Si l'on se restreint, dans le cadre de ce séminaire, à considérer les interactions constitutives de la cartographie et de l'informatique, on constate tout d'abord une forme de déplacement d'objet: une simple photographie prise par satellite, travaillée par une succession d'algorithmes simples, devient carte. François-Michel Le Tourneau (séance du 16 décembre 1997, Cartographie et télédétection au service des problématiques archéologiques dans la vallée de Samarcande) a montré comment une telle méthode permettait d'exhiber des traces de routes, de canaux, de murailles, et donc, d'aboutir à une carte de vestiges bien utile aux archéologues. D'autre part, il apparaît que la carte peut aussi perdre son statut d'image du spatial pour représenter des textes, des concepts, un état des connaissances.

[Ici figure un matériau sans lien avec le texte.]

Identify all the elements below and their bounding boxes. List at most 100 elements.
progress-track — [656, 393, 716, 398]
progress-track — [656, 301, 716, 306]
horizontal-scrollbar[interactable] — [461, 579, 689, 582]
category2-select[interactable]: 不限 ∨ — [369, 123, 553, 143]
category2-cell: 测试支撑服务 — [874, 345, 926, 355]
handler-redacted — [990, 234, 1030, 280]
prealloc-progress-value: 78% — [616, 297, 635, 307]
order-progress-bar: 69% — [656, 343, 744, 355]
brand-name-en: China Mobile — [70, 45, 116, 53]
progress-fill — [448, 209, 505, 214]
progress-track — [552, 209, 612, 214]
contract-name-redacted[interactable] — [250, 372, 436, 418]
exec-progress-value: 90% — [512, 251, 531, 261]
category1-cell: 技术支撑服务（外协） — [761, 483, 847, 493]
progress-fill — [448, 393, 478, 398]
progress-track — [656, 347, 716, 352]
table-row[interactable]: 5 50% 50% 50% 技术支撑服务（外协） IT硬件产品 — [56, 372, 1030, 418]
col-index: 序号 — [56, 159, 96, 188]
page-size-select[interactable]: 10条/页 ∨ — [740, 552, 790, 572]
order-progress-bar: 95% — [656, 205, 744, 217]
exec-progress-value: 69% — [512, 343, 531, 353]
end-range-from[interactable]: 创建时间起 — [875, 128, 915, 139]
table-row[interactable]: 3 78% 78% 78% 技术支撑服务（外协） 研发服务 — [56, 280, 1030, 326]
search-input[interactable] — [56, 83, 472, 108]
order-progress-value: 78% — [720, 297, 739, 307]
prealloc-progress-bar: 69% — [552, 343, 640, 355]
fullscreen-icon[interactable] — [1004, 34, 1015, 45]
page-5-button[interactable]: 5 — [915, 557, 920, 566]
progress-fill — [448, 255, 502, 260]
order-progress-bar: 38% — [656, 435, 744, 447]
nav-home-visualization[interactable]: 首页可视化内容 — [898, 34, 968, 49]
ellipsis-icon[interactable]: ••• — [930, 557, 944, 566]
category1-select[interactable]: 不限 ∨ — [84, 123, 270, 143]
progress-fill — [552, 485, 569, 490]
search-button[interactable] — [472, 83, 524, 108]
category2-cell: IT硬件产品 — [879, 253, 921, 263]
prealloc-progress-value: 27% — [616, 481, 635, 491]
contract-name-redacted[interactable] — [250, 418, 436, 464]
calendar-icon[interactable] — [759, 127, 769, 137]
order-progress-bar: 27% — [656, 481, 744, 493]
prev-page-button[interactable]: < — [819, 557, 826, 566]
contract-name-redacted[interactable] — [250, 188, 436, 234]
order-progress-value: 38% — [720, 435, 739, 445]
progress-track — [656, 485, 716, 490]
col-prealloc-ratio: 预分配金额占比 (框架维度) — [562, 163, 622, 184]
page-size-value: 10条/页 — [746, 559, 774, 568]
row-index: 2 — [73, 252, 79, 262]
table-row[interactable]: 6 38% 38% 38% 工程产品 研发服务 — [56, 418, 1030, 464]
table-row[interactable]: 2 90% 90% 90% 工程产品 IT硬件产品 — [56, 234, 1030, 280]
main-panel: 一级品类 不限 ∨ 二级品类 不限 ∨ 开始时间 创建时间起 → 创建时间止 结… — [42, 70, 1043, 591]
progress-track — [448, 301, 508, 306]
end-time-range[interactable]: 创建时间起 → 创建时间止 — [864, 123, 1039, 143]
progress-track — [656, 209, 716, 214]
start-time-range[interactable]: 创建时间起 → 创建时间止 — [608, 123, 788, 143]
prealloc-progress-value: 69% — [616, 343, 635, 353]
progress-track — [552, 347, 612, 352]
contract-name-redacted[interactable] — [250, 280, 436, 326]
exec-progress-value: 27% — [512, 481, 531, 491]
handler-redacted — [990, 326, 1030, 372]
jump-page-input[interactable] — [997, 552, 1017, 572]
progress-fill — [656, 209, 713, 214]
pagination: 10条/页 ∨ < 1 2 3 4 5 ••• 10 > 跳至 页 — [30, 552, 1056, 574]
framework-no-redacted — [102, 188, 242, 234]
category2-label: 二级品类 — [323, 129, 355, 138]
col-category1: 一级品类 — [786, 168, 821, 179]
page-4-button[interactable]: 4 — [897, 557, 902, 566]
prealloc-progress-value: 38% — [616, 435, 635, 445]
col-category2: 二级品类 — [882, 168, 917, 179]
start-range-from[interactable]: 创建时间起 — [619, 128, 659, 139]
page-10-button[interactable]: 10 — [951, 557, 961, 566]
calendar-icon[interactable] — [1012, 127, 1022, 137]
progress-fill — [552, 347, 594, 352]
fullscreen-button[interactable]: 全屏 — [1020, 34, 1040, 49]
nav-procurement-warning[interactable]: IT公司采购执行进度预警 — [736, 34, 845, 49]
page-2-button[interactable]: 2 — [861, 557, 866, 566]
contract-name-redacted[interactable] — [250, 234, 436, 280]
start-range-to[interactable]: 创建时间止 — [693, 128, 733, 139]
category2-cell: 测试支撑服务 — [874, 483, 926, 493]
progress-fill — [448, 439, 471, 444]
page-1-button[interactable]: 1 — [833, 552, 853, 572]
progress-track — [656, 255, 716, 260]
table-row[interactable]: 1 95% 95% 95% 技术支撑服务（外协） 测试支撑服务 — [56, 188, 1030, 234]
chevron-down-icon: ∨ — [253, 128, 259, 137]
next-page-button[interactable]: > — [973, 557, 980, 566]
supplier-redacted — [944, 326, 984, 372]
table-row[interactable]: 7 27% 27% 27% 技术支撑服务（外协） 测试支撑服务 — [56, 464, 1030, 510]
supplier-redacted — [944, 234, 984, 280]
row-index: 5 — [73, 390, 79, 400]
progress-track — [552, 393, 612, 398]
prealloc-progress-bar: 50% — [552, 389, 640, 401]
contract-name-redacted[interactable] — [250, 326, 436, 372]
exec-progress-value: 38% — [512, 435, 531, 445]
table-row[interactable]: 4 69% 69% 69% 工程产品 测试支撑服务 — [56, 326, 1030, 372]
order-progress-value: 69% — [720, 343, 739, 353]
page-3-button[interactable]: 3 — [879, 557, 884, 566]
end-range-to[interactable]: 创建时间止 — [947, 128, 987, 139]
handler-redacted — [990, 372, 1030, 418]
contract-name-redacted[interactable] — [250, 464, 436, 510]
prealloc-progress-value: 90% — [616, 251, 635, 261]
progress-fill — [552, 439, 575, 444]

Éric Guichard (séance du 18 novembre 1997, Conférence introductive) a présenté des résultats produits par Cow9, outil de raffinement des requêtes de l'indexeur Alta Vista, qui sont autant d'exemples d'une nouvelle cartographie des savoirs qui n'est pas sans rappeler l'organisation de la bibliothèque d'Alexandrie.
Enfin, avec les réseaux électroniques, un nouveau territoire apparaît. Tout en prolongeant les travaux théoriques engagés lors de la première année de ce séminaire, nous continuons aussi à nous investir dans la production concrète de cartes, en élaborant un atlas de l'Internet.